The duo of Luke Doucet and Melissa McClelland, both accomplished solo singer-songwriters, have been collaborating and meshing their worlds for a long time. Married since 2006, in time, they joined forces and formed Whitehorse. After a solid year of touring to support their third full length album, Leave No Bridge Unburned – a tour that saw them play historic Massey Hall twice – they found themselves back in Toronto with a room full of fans.
Local band, Sun K, opened the night with a 40-minute set. The room filled up steadily as their up-tempo rock tunes beckoned people in from the lobby. The five young musicians were clearly pumped to be playing in front of their biggest crowd yet.

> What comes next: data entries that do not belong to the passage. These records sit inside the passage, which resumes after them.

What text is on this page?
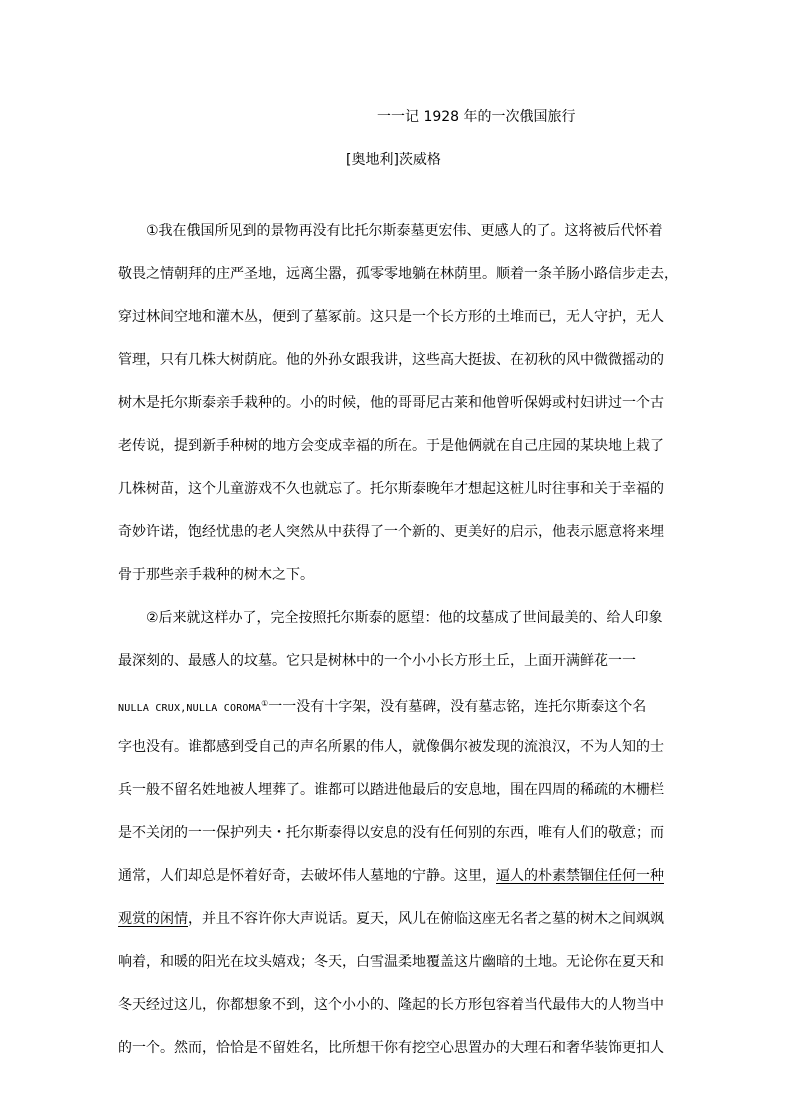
一一记 1928 年的一次俄国旅行
[奥地利]茨威格
①我在俄国所见到的景物再没有比托尔斯泰墓更宏伟、更感人的了。这将被后代怀着
敬畏之情朝拜的庄严圣地，远离尘嚣，孤零零地躺在林荫里。顺着一条羊肠小路信步走去，
穿过林间空地和灌木丛，便到了墓冢前。这只是一个长方形的土堆而已，无人守护，无人
管理，只有几株大树荫庇。他的外孙女跟我讲，这些高大挺拔、在初秋的风中微微摇动的
树木是托尔斯泰亲手栽种的。小的时候，他的哥哥尼古莱和他曾听保姆或村妇讲过一个古
老传说，提到新手种树的地方会变成幸福的所在。于是他俩就在自己庄园的某块地上栽了
几株树苗，这个儿童游戏不久也就忘了。托尔斯泰晚年才想起这桩儿时往事和关于幸福的
奇妙许诺，饱经忧患的老人突然从中获得了一个新的、更美好的启示，他表示愿意将来埋
骨于那些亲手栽种的树木之下。
②后来就这样办了，完全按照托尔斯泰的愿望：他的坟墓成了世间最美的、给人印象
最深刻的、最感人的坟墓。它只是树林中的一个小小长方形土丘，上面开满鲜花一一
NULLA CRUX,NULLA COROMA①一一没有十字架，没有墓碑，没有墓志铭，连托尔斯泰这个名
字也没有。谁都感到受自己的声名所累的伟人，就像偶尔被发现的流浪汉，不为人知的士
兵一般不留名姓地被人埋葬了。谁都可以踏进他最后的安息地，围在四周的稀疏的木栅栏
是不关闭的一一保护列夫・托尔斯泰得以安息的没有任何别的东西，唯有人们的敬意；而
通常，人们却总是怀着好奇，去破坏伟人墓地的宁静。这里，逼人的朴素禁锢住任何一种
观赏的闲情，并且不容许你大声说话。夏天，风儿在俯临这座无名者之墓的树木之间飒飒
响着，和暖的阳光在坟头嬉戏；冬天，白雪温柔地覆盖这片幽暗的土地。无论你在夏天和
冬天经过这儿，你都想象不到，这个小小的、隆起的长方形包容着当代最伟大的人物当中
的一个。然而，恰恰是不留姓名，比所想干你有挖空心思置办的大理石和奢华装饰更扣人
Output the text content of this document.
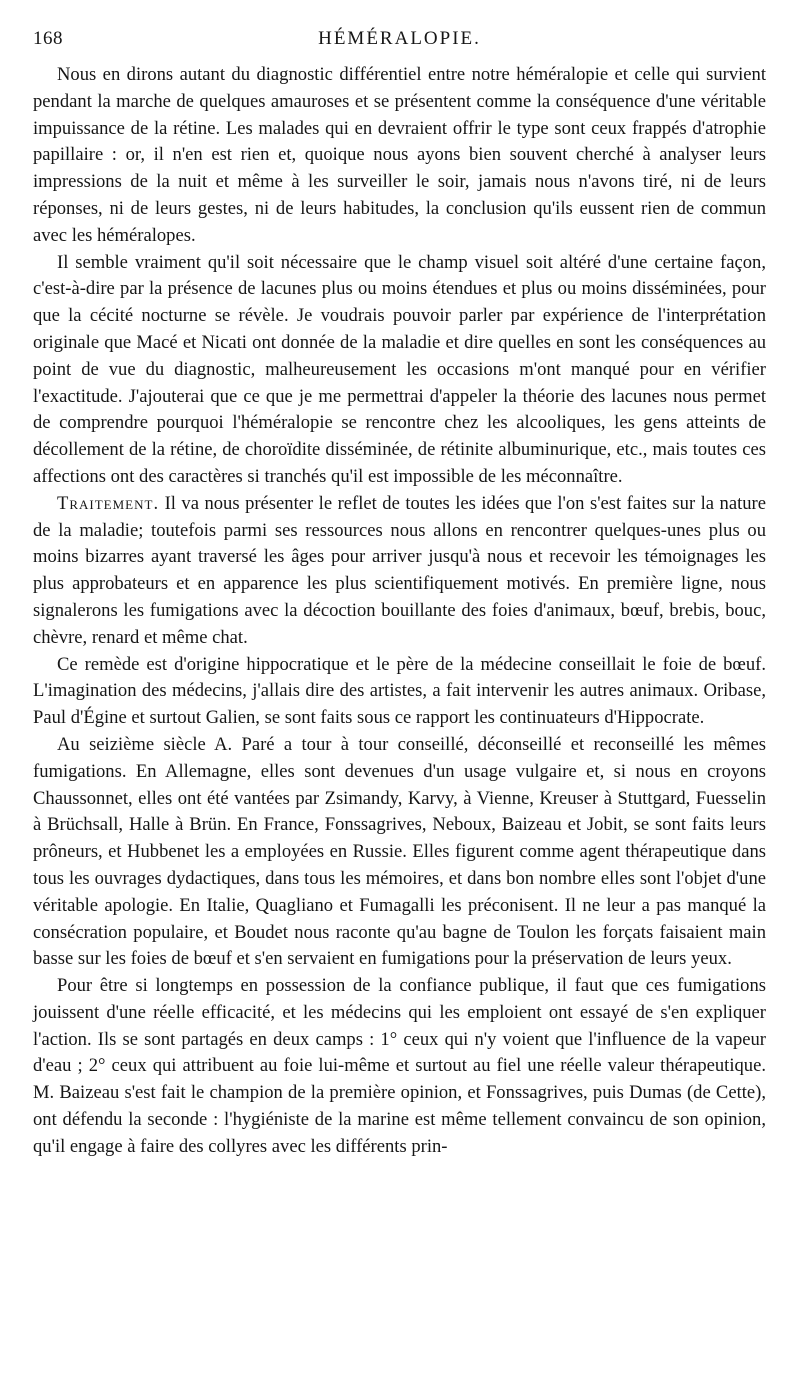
168	HÉMÉRALOPIE.

Nous en dirons autant du diagnostic différentiel entre notre héméralopie et celle qui survient pendant la marche de quelques amauroses et se présentent comme la conséquence d'une véritable impuissance de la rétine. Les malades qui en devraient offrir le type sont ceux frappés d'atrophie papillaire : or, il n'en est rien et, quoique nous ayons bien souvent cherché à analyser leurs impressions de la nuit et même à les surveiller le soir, jamais nous n'avons tiré, ni de leurs réponses, ni de leurs gestes, ni de leurs habitudes, la conclusion qu'ils eussent rien de commun avec les héméralopes.

Il semble vraiment qu'il soit nécessaire que le champ visuel soit altéré d'une certaine façon, c'est-à-dire par la présence de lacunes plus ou moins étendues et plus ou moins disséminées, pour que la cécité nocturne se révèle. Je voudrais pouvoir parler par expérience de l'interprétation originale que Macé et Nicati ont donnée de la maladie et dire quelles en sont les conséquences au point de vue du diagnostic, malheureusement les occasions m'ont manqué pour en vérifier l'exactitude. J'ajouterai que ce que je me permettrai d'appeler la théorie des lacunes nous permet de comprendre pourquoi l'héméralopie se rencontre chez les alcooliques, les gens atteints de décollement de la rétine, de choroïdite disséminée, de rétinite albuminurique, etc., mais toutes ces affections ont des caractères si tranchés qu'il est impossible de les méconnaître.

Traitement. Il va nous présenter le reflet de toutes les idées que l'on s'est faites sur la nature de la maladie; toutefois parmi ses ressources nous allons en rencontrer quelques-unes plus ou moins bizarres ayant traversé les âges pour arriver jusqu'à nous et recevoir les témoignages les plus approbateurs et en apparence les plus scientifiquement motivés. En première ligne, nous signalerons les fumigations avec la décoction bouillante des foies d'animaux, bœuf, brebis, bouc, chèvre, renard et même chat.

Ce remède est d'origine hippocratique et le père de la médecine conseillait le foie de bœuf. L'imagination des médecins, j'allais dire des artistes, a fait intervenir les autres animaux. Oribase, Paul d'Égine et surtout Galien, se sont faits sous ce rapport les continuateurs d'Hippocrate.

Au seizième siècle A. Paré a tour à tour conseillé, déconseillé et reconseillé les mêmes fumigations. En Allemagne, elles sont devenues d'un usage vulgaire et, si nous en croyons Chaussonnet, elles ont été vantées par Zsimandy, Karvy, à Vienne, Kreuser à Stuttgard, Fuesselin à Brüchsall, Halle à Brün. En France, Fonssagrives, Neboux, Baizeau et Jobit, se sont faits leurs prôneurs, et Hubbenet les a employées en Russie. Elles figurent comme agent thérapeutique dans tous les ouvrages dydactiques, dans tous les mémoires, et dans bon nombre elles sont l'objet d'une véritable apologie. En Italie, Quagliano et Fumagalli les préconisent. Il ne leur a pas manqué la consécration populaire, et Boudet nous raconte qu'au bagne de Toulon les forçats faisaient main basse sur les foies de bœuf et s'en servaient en fumigations pour la préservation de leurs yeux.

Pour être si longtemps en possession de la confiance publique, il faut que ces fumigations jouissent d'une réelle efficacité, et les médecins qui les emploient ont essayé de s'en expliquer l'action. Ils se sont partagés en deux camps : 1° ceux qui n'y voient que l'influence de la vapeur d'eau ; 2° ceux qui attribuent au foie lui-même et surtout au fiel une réelle valeur thérapeutique. M. Baizeau s'est fait le champion de la première opinion, et Fonssagrives, puis Dumas (de Cette), ont défendu la seconde : l'hygiéniste de la marine est même tellement convaincu de son opinion, qu'il engage à faire des collyres avec les différents prin-
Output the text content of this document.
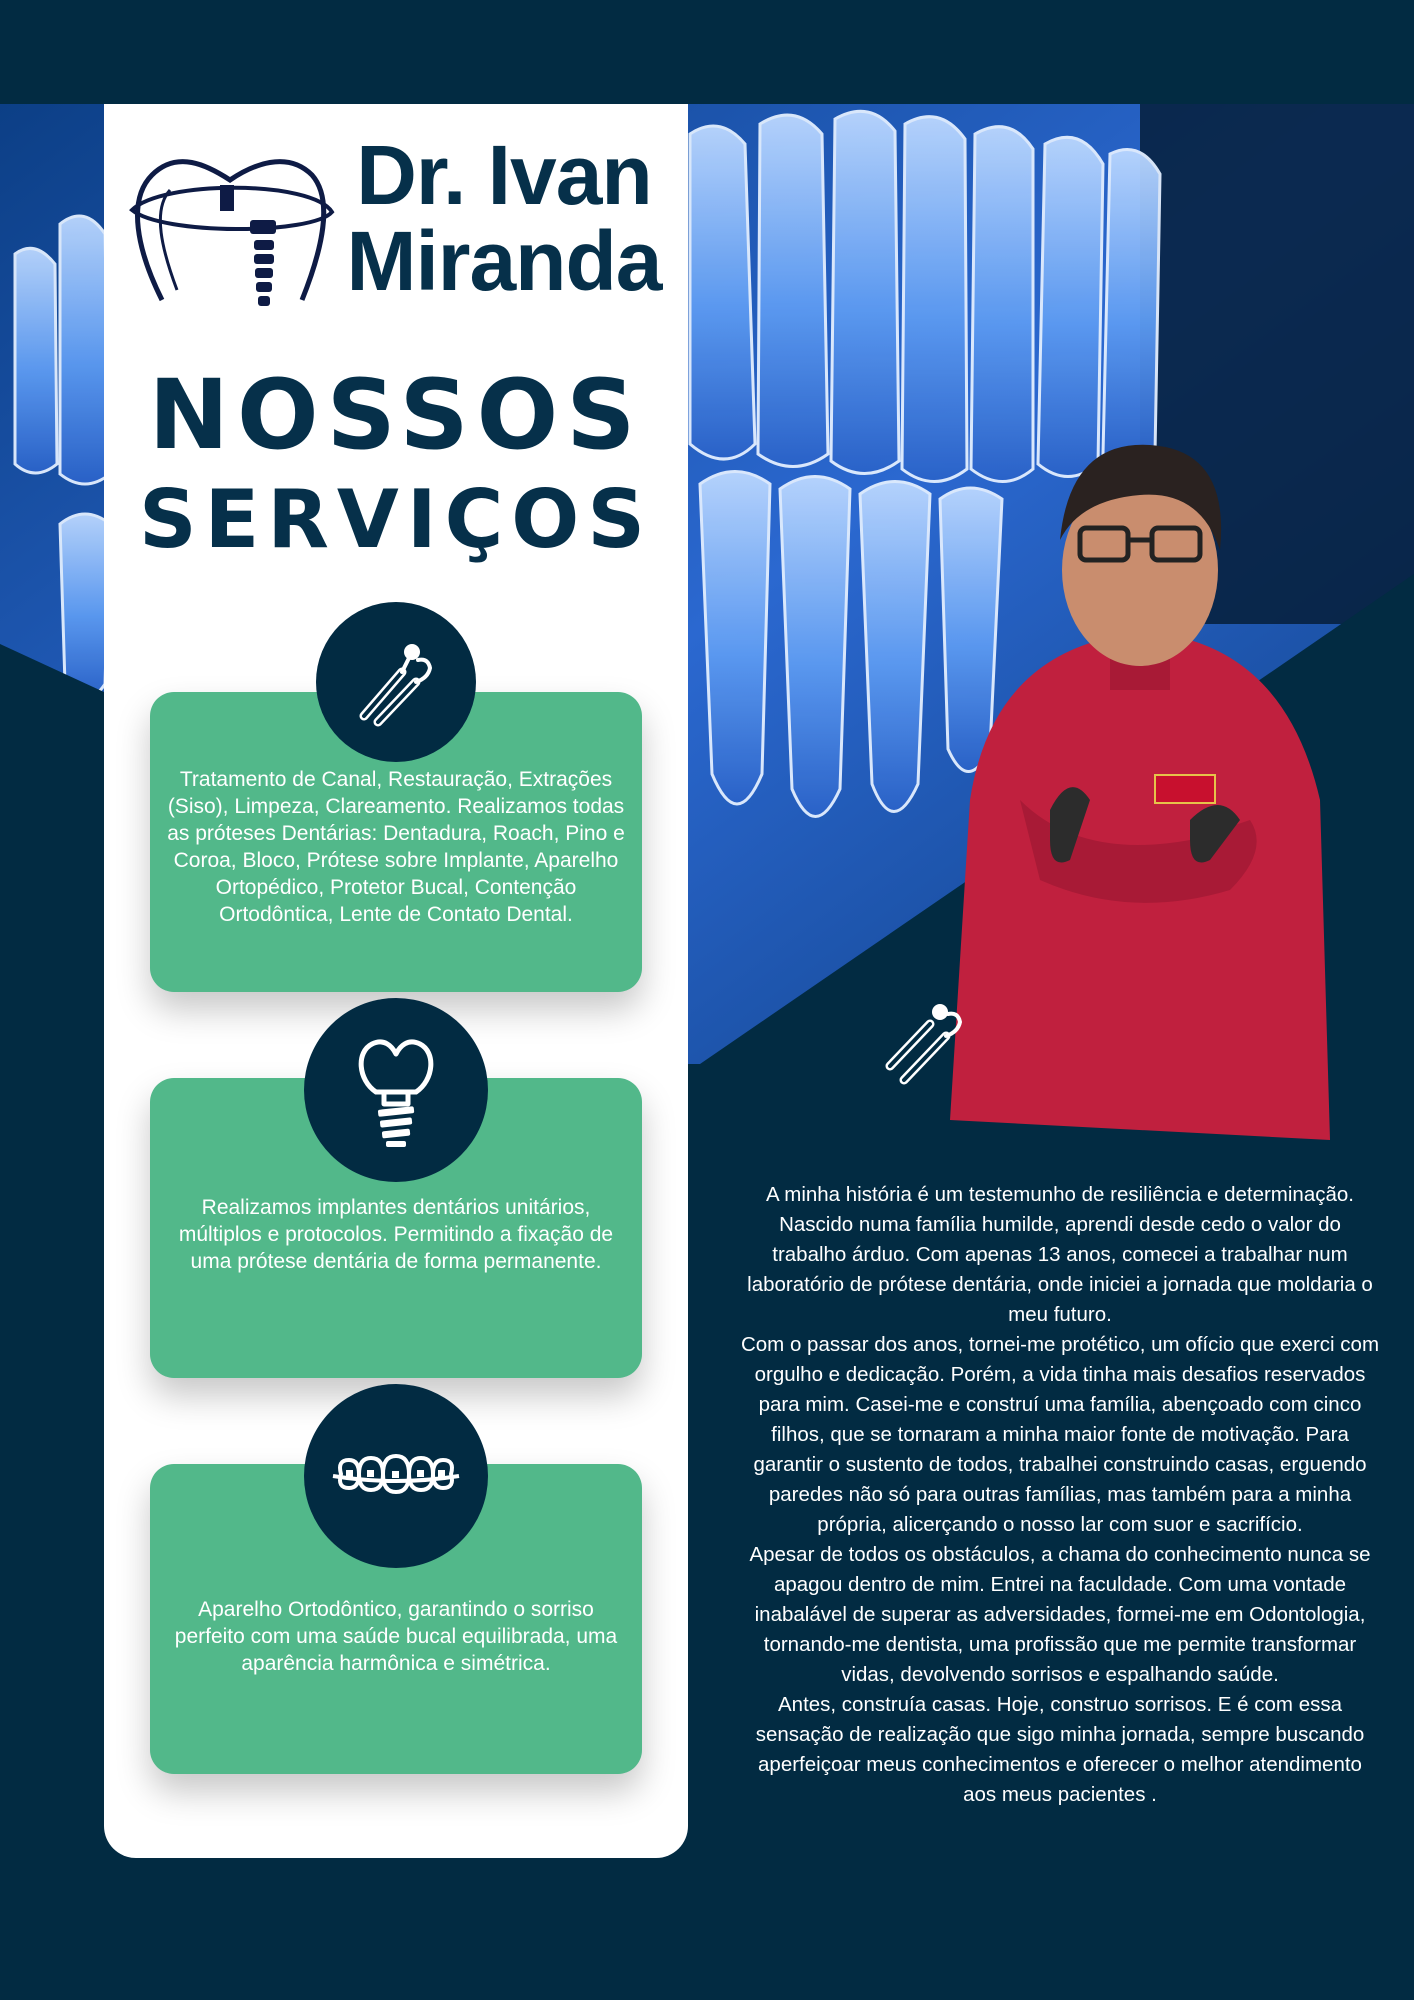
Dr. Ivan
Miranda
NOSSOS
SERVIÇOS
Tratamento de Canal, Restauração, Extrações (Siso), Limpeza, Clareamento. Realizamos todas as próteses Dentárias: Dentadura, Roach, Pino e Coroa, Bloco, Prótese sobre Implante, Aparelho Ortopédico, Protetor Bucal, Contenção Ortodôntica, Lente de Contato Dental.
Realizamos implantes dentários unitários, múltiplos e protocolos. Permitindo a fixação de uma prótese dentária de forma permanente.
Aparelho Ortodôntico, garantindo o sorriso perfeito com uma saúde bucal equilibrada, uma aparência harmônica e simétrica.

A minha história é um testemunho de resiliência e determinação. Nascido numa família humilde, aprendi desde cedo o valor do trabalho árduo. Com apenas 13 anos, comecei a trabalhar num laboratório de prótese dentária, onde iniciei a jornada que moldaria o meu futuro.

Com o passar dos anos, tornei-me protético, um ofício que exerci com orgulho e dedicação. Porém, a vida tinha mais desafios reservados para mim. Casei-me e construí uma família, abençoado com cinco filhos, que se tornaram a minha maior fonte de motivação. Para garantir o sustento de todos, trabalhei construindo casas, erguendo paredes não só para outras famílias, mas também para a minha própria, alicerçando o nosso lar com suor e sacrifício.

Apesar de todos os obstáculos, a chama do conhecimento nunca se apagou dentro de mim. Entrei na faculdade. Com uma vontade inabalável de superar as adversidades, formei-me em Odontologia, tornando-me dentista, uma profissão que me permite transformar vidas, devolvendo sorrisos e espalhando saúde.

Antes, construía casas. Hoje, construo sorrisos. E é com essa sensação de realização que sigo minha jornada, sempre buscando aperfeiçoar meus conhecimentos e oferecer o melhor atendimento aos meus pacientes .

By the time Whitehorse walked out, like musical gunslingers, the room was full. Doucet and McClelland took their folky, bluesy, Americana sound and twisted it to form a familiar, yet unexpected live show. Multi-instrumentalists, they creatively employed loop pedals to build and flesh out their music. The result was a brilliant mix – old Wild West meets modern indie pop.
In their 90 minutes on stage, Whitehorse played with arrangements and sonic embellishments to pleasing affect. Indeed, the entire show was playful. From the staging, wherein the two band members leapt and scurried from one instrument to the next, to the use of a vintage mic sounds, to covers of Beck and Tom waits songs – Doucet and McClelland seemed to be having fun.
McClelland commented that in four years of performing as Whitehorse, it has only ever been the two of them on stage. They are very protective of that set-up. On this night however, they let several others into the playhouse. The first surprise of the night came, when Peter Dreimanis and Leah Fay from July Talk joined them on stage. They sounded great and you had to wonder why Whitehorse doesn’t do guest collaborations more often. The lovefest continued later in the evening when Tanya Tagaq, the Polaris Prize winning throat singer from Nunavut, came to sing the last part of Devil’s Got a Gun. It was an eclectic fusion of deep South and far North.
Later, before launching into Downtown, a song written in the wake of the Toronto mayoral spectacle of a few years back, Doucet pointed out that being home in Toronto was special. Toronto is diverse and the Whitehorse audience is too; it spans age, gender and race. At the end of the song in a seemingly unscripted moment, Doucet shouted out to a young East-end Toronto guitarist named Sam Taylor, inviting him to come up on stage to play. Taylor made his way down from the balcony, clearly floating on air, another in a series of touching moments.
Whitehorse ended the evening with a two song encore during which one last guest appeared, Doucet’s father, also a professional musician. The crowd left filled with good music and good cheer – perfectly fitting the unseasonably warm December night in Toronto.